Pain was the color black. I spend most of my free time alone, drunk, and sore from excessive exercise, chain smoking marlboro reds with a bottle of fireball whiskey in my other hand. I didn’t sleep much, I sat in my backyard smoking and drinking in the AM.
Red was rage. When I woke up, I was paranoid, delusional, hallucinating and above all, angry, in fact absolutely irate. I thought everyone was against me except for my one friend, my drinking buddy. I remember sweating and gripping my desk in class, keeping myself from screaming and bashing my head against the desk, which i always wanted to do. I would lift weights, not powerlifting but bodybuilding so that I could feel a burn and workout longer, (now i am a competitive powerlifter, whole different game), i would bare-knuckle box on my punching bags, (I have a few belts in Krav Maga) and I would sometimes run as well. I took everything to an extreme, I got looks from people at the gym because they noticed that I was lifting too heavy for someone my size and that I was working out for at least an hour and a half without stopping to talk to anyone at all, I just kept my earbuds in and blasted Slipknot louder than my voices.
Red and white was what I wore in the summer after my first year of college and my first year and a half with schizophrenia. I had survived, and I was free to exercise all day for a few months before the fall semester. I began medication at this time, but it didn’t really work until November, when I began a high dose of Geodon and also a relatively low dose of xanax and a high dose of propanolol.
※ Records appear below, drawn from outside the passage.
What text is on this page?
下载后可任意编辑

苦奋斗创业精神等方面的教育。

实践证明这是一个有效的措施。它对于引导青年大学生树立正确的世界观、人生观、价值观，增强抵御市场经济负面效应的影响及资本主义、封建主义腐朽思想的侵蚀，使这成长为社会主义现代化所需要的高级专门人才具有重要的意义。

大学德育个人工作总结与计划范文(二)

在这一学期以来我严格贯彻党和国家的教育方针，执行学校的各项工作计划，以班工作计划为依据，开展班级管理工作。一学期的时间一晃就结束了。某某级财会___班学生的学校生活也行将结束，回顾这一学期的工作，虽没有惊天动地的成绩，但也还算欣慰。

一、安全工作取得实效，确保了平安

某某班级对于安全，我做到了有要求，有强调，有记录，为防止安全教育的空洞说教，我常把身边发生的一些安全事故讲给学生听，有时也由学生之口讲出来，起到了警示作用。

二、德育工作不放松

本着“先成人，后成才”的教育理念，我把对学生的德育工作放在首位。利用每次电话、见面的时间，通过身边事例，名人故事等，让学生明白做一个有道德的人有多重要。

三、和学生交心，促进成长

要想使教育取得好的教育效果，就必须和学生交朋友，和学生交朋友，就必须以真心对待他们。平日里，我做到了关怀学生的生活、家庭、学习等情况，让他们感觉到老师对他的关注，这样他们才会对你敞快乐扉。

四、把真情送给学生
Black and white meant survival and pain- bascially, to me it meant do or die. Today my knee wraps for squats and black with a white stripe, my training shoes are black and white, my lifting belt is black, elbow support sleeves are black and my wrist wraps are red.
I am recovered and do not have a delusional attachment to the colors, but they will always be a part of me, we humans are accumulations of our experiences, and I have been insane and learned a lot about myself from it.
Yes, I just posted in the delusions section. I am not psychotic anymore, I just wanted to share what I think was the most interesting and (to me) most beautiful aspect of my experience with being raving mad.